You’re 100% correct, but that ship has sailed and “run elsewhere” (on the global concurrent executor) is the guarantee provided by async let already and that people already learn when coming up to speed on Swift concurrency - this would just be extending that to solve a particular pain point that has come up since introducing that construct.

And besides, we still have actors for “run asynchronously but not concurrently”.

Swift has an optional single-threaded concurrency model. And the implicit @MainActor can result in accidentally single threaded programs that otherwise appear to be multithreaded.

I don't think this is a fundamental building block that needs custom syntax; it should fall out of improvements how we think about execution control, and be one of the applications of it.

I agree with this direction in common, while I don't know the way you are suggesting to express it syntactically.

This pitch addresses a practical problem of syntax burden for running a workload on a global pool.

The way I personally imagine it is to make new Task init, which looks like the following:

actor MyActor {
  func waitForLongOperation() async {
    await Task.onGlobalExecutor { 
      someLongExpensiveOperation() 
    }
  }
}

Such API is explicit, easily discovered and similar to Task.detached. If new ways to express it will appear (e.g. new keywords), this initializer will be deprecated.

But see above:

1 Like

I agree with @ktoso overall feedback that I don't think the pitched method pulls its weight to be included in the standard library. So far I personally haven't come across the need to write such a method but I understand that with SE-0461 this might change but I would suggest to wait a bit how that change plays out before we add such a method to the standard library. It is in the end a pretty trivial method that doesn't require any new language features.

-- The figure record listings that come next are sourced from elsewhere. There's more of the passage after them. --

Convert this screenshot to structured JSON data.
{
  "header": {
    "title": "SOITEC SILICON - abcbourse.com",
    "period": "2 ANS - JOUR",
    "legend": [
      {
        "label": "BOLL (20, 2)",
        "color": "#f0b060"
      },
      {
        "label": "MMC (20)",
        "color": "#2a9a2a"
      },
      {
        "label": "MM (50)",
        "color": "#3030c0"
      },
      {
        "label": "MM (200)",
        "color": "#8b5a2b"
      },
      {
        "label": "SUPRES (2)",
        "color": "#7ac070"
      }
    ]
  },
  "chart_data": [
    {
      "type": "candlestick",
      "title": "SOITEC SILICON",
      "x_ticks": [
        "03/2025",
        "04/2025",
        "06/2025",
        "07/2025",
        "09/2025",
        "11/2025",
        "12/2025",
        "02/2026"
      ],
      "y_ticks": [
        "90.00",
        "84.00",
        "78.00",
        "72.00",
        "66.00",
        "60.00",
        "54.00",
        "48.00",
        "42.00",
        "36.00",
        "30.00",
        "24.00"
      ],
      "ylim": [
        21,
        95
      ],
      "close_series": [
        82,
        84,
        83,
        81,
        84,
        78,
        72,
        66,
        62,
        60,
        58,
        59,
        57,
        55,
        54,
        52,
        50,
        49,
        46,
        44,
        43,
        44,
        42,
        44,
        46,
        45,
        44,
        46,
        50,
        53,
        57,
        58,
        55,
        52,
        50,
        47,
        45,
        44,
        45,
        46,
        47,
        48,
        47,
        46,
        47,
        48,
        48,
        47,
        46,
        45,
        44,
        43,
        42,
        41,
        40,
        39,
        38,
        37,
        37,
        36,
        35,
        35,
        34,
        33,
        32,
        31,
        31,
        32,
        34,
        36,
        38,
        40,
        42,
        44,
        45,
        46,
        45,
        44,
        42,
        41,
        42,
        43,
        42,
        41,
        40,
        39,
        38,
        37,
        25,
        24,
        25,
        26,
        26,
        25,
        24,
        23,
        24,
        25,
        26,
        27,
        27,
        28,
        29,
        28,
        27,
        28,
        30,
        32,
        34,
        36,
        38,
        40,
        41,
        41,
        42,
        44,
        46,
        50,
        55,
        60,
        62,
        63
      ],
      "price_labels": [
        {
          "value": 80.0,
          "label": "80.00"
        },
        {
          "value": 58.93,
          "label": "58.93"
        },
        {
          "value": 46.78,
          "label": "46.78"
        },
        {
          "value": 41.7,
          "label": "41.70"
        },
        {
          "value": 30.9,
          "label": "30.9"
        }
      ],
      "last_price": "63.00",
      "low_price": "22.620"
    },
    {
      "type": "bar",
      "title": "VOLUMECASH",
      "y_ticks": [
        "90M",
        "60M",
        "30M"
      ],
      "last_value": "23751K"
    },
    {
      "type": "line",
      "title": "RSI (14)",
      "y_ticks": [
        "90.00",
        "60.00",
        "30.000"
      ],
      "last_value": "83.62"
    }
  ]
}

I don't see how this is sound. If an actor specifies a custom executor and a method inherits the isolation of the caller's actor then that method must execute on the actor's custom executor. Otherwise invariants upheld by the custom executor may be broken by accessing isolated state from the wrong executor. It is a pretty common use-case to back an actor's custom executor by a single thread to guarantee that all isolated state is local to that thread.

Now I also don't think we need to differentiate between preferred and required task executors. In my opinion, there really can only be preferred task executors since custom actor executors always need to take priority over them. However, we can make the current withTaskExecutorPreference APIs more useful by providing a variant that takes a @execution(concurrent) closure instead. This way the closure won't inherit the isolation of the surrounding context right away and will eagerly hop off the actor. The tricky bit is how we would spell such an API without overloading withTaskExecutorPreference.

A task executor "requirement" would have to make sure the closure can cross an isolation boundary so that no state is shared, which is exactly what you observed here:

What Konrad and I were suggesting, I think, is to introduce a new method that drops the "preference" terminology. Because yes, we cannot simply change the existing withTaskExecutorPreference method; that's a source breaking change.